19-Nor-5-androstenediol

Clinical data
- Other names: Estr-5-ene-3β,17β-diol; 19-Norandrost-5-ene-3β,17β-diol
- Routes of administration: By mouth

Identifiers
- IUPAC name (3S,8R,9S,10R,13S,14S,17S)-13-Methyl-1,2,3,4,7,8,9,10,11,12,14,15,16,17-tetradecahydrocyclopenta[a]phenanthrene-3,17-diol;
- CAS Number: 25975-59-1;
- PubChem CID: 9900246;
- ChemSpider: 19967184;
- UNII: 5N0V272KSA;
- ChEMBL: ChEMBL259126;
- CompTox Dashboard (EPA): DTXSID70703096 ;

Chemical and physical data
- Formula: C_{18}H_{28}O_{2}
- Molar mass: 276.420 g·mol^{−1}
- 3D model (JSmol): Interactive image;
- SMILES C[C@]12CC[C@@H]3[C@H]4CC[C@@H](CC4=CC[C@H]3[C@@H]1CC[C@@H]2O)O;
- InChI InChI=1S/C18H28O2/c1-18-9-8-14-13-5-3-12(19)10-11(13)2-4-15(14)16(18)6-7-17(18)20/h2,12-17,19-20H,3-10H2,1H3/t12-,13-,14+,15+,16-,17-,18-/m0/s1; Key:VVUQRXPUVKXAIO-XFUVECHXSA-N;

= 19-Nor-5-androstenediol =

Chemical compound

19-Nor-5-androstenediol, also known as estr-5-ene-3β,17β-diol, is a synthetic, orally active anabolic-androgenic steroid (AAS) and a derivative of 19-nortestosterone (nandrolone) that was never introduced for medical use. It is an androgen prohormone of nandrolone and of other 19-norandrostanes.

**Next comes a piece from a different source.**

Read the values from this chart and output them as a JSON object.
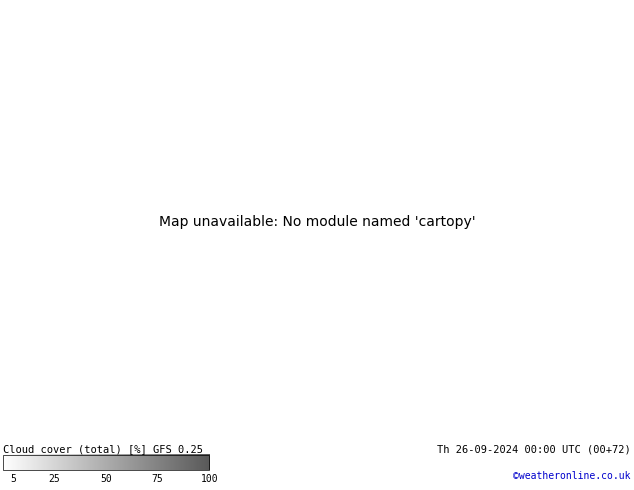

19-Nor-5-androstenediol, 19-nor-5-androstenedione, and other 19-norandrostane prohormones were considered to be nutritional supplements and were sold over-the-counter in the United States as a result of the Dietary Supplement Health and Education Act of 1994 (DSHEA). However, they were banned from sports in 1999 by the International Olympic Committee (IOC) and are currently on the World Anti-Doping Agency (WADA) list of prohibited substances. In 2004, they became controlled substances in the U.S. as a result of the Anabolic Steroid Control Act of 2004.